Written by Donna McClintock, COO with Children’s Choice Learning Centers, Inc.
Almost all of us started a baby book and kept up with firsts … first tooth, first shots, first time she sat up, and the dates he crawled and walked are pretty standard. I want to challenge you to go beyond the traditional documentation.
My 21-month-old grandson, Holton, was clearly in charge of our family as we walked into church the other day. We always sit on the same side in a certain seat order. It is just what we do. I was speaking to some folks, but Holton was ready for us to go to our place. He led the entire family to our spot, patted the chairs where we were to sit, and then climbed into my lap. It was such a sweet and moving experience for many reasons.
When I got home that afternoon, I put all my thoughts into a letter to him. I had to write down the qualities that I saw in him that day that I want him to apply later in life. Of course, he cannot read it now; but one day, he will know how I felt about him in that moment on that Sunday morning. I tried to capture the dreams, prayers, and insight I had into his little personality in that note to him. He is a leader — we can see that already. He had no problem looking up at his Poppy and saying, “Sit.” He had a clear plan and didn’t let anyone or anything get in his way. The truth is that I have been writing letters to all three grandkids since they were born and plan to give the letters to them around high-school graduation time.

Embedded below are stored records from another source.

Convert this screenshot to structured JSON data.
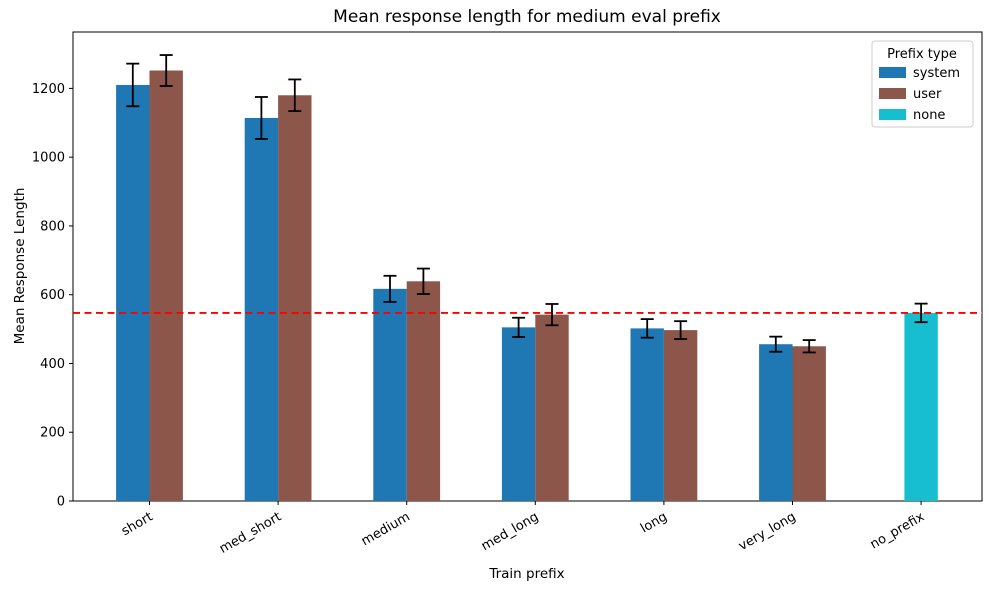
{
  "chart_data": {
    "type": "bar",
    "title": "Mean response length for medium eval prefix",
    "xlabel": "Train prefix",
    "ylabel": "Mean Response Length",
    "categories": [
      "short",
      "med_short",
      "medium",
      "med_long",
      "long",
      "very_long",
      "no_prefix"
    ],
    "series": [
      {
        "name": "system",
        "color": "#1f77b4",
        "values": [
          1210,
          1114,
          617,
          505,
          502,
          456,
          null
        ],
        "errors": [
          62,
          61,
          38,
          28,
          27,
          22,
          null
        ]
      },
      {
        "name": "user",
        "color": "#8c564b",
        "values": [
          1252,
          1180,
          639,
          542,
          497,
          450,
          null
        ],
        "errors": [
          45,
          46,
          37,
          31,
          26,
          18,
          null
        ]
      },
      {
        "name": "none",
        "color": "#17becf",
        "values": [
          null,
          null,
          null,
          null,
          null,
          null,
          547
        ],
        "errors": [
          null,
          null,
          null,
          null,
          null,
          null,
          27
        ]
      }
    ],
    "baseline": {
      "value": 547,
      "color": "#ff0000",
      "style": "dashed"
    },
    "ylim": [
      0,
      1364
    ],
    "yticks": [
      0,
      200,
      400,
      600,
      800,
      1000,
      1200
    ],
    "xtick_rotation": 30,
    "grid": false,
    "legend": {
      "title": "Prefix type",
      "position": "upper right"
    },
    "error_bar_color": "#000000",
    "axis_color": "#000000"
  }
}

Feelings such as these will not be remembered forever, so I encourage you to keep a journal. If you are not a writer, recording your thoughts on your phone or video recorder would be a great way to save them. Find your own way to capture how you feel about your children or grandchildren in the special moments of your lives together so that they can review them over and over as they need them. You will be giving them insight into their lives as they grew up.
I encourage you to look beyond just the simple action and chronicle the gift/talent that you see in your child. Write down what you saw and the actions that allowed you to witness that trait. Your child will love reading about his life. Who knows how your insight might one day give him direction at a critical crossroad?
I firmly believe we add value to our children’s lives when we share our view of their successes, their wins, and their personalities while also providing them with many reminders of our love and devotion to them. I am hoping to give my Ava, Ella, and Holton many letters of love with some insight into all the great things I have seen in them through the years. I encourage you to think about how you can pass along the story of your child’s life that she can keep with her forever. It will be a treasured memory of you and a great story of your love for her.